Le café est bondé, entre Noël et le Nouvel An. Mon téléphone vibre encore dans ma poche. Ses SMS des vacances : ‘Tu m’as manqué, Madame S.’. J’arrive, pantalon de cuir noir qui colle à mes cuisses athlétiques, chemisier rouge tendu sur mes seins. Lui, au fond, 20 ans, timide, yeux écarquillés comme en cours de marketing. On s’est embrassés au premier café, après son invitation maladroite. J’ai cédé au diable. Son numéro en poche, les messages ont chauffé : compliments sur mon cuir, fantasmes à peine voilés.
Je m’assois, nos genoux se frôlent sous la table. Son parfum bon marché envahit l’air, mêlé au mien, musqué, découvert enfin en vrai. ‘J’ai pas arrêté de penser à toi’, souffle-t-il. Tension électrique. On parle notes, BTS ventes, mais ses yeux dévorent mon cul moulé. Pas le temps de tourner autour. ‘Viens chez moi’, je murmure. Il paie vite, on sort, main dans la main, cœur qui cogne. Voiture, cinq minutes, son appart minuscule. Porte claquée, bouches collées. Urgence après ces jours de chat fiévreux.
L’Approche : Du Chat Virtuel au Réel Explosif
Ses mains tremblent sur mon cuir. Je sens sa bite dure contre mon ventre. ‘Déshabille-moi’, j’ordonne, voix rauque. Chemisier arraché, soutif jeté. Il embrasse mes seins, maladroit mais affamé. Odeur de sa sueur jeune, excitante. Mon string trempé. Pas de prélim trop longs. Je m’agenouille, zip ouvert, sa queue raide saute dehors. Je la gobe, langue qui tournoie, salive qui coule. Il gémit, ‘Madame S., putain…’. Téléphone vibre sur la table – mari ? J’ignore. Je suce fort, aspirant jusqu’aux couilles.
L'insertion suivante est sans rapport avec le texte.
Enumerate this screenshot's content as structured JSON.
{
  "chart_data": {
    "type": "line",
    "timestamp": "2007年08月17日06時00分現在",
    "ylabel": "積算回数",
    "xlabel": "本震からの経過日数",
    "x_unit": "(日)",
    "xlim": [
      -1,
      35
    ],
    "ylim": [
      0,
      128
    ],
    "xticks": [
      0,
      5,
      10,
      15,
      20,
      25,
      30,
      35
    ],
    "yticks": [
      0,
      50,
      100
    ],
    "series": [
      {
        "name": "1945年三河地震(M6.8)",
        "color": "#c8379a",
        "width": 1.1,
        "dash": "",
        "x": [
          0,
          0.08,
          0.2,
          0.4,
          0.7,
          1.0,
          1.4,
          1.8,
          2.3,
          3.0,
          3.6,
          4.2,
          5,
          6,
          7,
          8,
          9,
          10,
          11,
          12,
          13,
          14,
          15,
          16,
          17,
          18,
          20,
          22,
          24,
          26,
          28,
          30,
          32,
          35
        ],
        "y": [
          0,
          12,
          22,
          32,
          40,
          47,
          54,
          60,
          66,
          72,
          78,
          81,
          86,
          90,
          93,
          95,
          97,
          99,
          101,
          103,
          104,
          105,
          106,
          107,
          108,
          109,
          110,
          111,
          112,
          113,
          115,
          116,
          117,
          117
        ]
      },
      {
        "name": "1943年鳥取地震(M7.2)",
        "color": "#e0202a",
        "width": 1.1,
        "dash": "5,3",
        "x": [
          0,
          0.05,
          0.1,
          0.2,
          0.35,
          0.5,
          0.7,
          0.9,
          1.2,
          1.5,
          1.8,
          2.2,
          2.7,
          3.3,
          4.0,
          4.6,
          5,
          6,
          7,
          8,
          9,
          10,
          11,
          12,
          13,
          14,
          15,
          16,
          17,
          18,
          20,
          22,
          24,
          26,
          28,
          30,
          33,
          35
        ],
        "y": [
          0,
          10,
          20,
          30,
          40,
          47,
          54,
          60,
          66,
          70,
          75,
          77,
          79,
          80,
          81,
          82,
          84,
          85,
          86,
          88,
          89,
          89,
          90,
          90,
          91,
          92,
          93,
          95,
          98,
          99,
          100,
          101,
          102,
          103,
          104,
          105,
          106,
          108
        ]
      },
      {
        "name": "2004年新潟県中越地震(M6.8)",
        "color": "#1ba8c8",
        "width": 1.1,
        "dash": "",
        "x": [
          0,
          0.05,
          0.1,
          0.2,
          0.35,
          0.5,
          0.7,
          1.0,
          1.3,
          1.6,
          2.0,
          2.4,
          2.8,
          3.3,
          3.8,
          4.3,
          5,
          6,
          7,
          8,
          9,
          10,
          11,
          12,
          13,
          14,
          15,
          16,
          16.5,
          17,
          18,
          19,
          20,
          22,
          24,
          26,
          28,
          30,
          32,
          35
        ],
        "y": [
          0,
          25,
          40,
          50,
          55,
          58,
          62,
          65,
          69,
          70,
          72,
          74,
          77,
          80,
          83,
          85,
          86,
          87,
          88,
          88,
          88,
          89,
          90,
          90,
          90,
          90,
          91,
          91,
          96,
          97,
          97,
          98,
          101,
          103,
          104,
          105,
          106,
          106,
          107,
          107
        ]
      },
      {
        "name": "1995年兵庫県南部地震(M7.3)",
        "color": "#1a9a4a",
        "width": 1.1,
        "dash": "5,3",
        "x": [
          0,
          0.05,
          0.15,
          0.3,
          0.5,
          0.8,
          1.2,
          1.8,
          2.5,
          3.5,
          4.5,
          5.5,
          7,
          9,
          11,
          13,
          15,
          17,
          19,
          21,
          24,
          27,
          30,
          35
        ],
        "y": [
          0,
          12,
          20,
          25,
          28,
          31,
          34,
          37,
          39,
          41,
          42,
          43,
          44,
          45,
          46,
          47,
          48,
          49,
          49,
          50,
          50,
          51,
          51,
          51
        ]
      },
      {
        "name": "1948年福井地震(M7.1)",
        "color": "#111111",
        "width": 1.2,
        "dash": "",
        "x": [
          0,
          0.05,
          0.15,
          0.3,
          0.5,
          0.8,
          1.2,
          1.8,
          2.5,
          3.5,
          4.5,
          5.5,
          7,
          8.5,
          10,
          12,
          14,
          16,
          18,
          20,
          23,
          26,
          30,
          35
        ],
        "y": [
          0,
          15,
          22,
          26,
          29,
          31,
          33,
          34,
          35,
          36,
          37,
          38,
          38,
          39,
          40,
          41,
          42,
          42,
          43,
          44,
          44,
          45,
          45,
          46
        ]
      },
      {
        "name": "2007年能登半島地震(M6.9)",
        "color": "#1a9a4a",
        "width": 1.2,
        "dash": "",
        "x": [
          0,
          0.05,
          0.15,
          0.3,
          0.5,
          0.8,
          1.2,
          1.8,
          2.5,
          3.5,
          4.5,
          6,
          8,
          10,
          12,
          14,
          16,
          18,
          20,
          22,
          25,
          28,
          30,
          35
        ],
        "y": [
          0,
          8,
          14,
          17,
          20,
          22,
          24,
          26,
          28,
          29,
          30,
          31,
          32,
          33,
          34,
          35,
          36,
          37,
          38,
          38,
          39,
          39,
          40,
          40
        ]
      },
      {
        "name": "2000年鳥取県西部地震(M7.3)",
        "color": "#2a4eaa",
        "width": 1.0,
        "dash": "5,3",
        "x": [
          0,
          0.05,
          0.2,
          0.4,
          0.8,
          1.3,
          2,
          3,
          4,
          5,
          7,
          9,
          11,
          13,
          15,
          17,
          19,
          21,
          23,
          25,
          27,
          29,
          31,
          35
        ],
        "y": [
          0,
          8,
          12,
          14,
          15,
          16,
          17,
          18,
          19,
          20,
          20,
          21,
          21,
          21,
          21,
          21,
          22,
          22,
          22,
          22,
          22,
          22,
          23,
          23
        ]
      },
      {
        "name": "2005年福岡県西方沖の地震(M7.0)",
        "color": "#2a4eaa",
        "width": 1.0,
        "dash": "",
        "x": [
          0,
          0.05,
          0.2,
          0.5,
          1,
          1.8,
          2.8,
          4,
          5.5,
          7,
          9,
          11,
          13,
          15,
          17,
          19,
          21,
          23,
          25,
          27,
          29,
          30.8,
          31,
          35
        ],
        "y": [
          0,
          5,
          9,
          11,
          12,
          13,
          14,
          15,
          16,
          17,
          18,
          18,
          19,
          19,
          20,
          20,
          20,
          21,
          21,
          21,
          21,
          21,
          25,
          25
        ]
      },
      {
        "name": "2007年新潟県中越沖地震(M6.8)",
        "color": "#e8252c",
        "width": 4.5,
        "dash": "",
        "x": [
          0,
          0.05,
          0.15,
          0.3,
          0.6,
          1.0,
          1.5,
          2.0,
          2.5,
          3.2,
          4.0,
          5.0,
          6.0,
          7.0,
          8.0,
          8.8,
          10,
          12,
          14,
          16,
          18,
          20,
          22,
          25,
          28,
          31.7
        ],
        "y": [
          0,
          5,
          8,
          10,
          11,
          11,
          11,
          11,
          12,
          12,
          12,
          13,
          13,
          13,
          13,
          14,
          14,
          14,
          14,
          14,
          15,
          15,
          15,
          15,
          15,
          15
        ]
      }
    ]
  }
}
Il jouit en jets chauds, gorge pleine, j’avale tout.
Il me plaque sur le lit, écarte mes cuisses. Pantalon cuir zipé, enlevé d’un coup. Ma chatte rasée luit de cyprine. Sa langue plonge, fouille mon clito. Je halète, main sur son crâne, ‘Plus profond, élève !’. Odeurs intimes se mêlent, jus qui coule sur son menton. Je jouis vite, corps cambré, cris étouffés par l’oreiller. Il bande encore. Gland à l’entrée, poussée unique, entirely en moi. ‘Baise-moi fort !’, je hurle. Reins cognent, claquements de peau, lit qui grince. Tabou de prof-élève décuple tout. Son regard : amour fou. Moi ? Plaisir brut.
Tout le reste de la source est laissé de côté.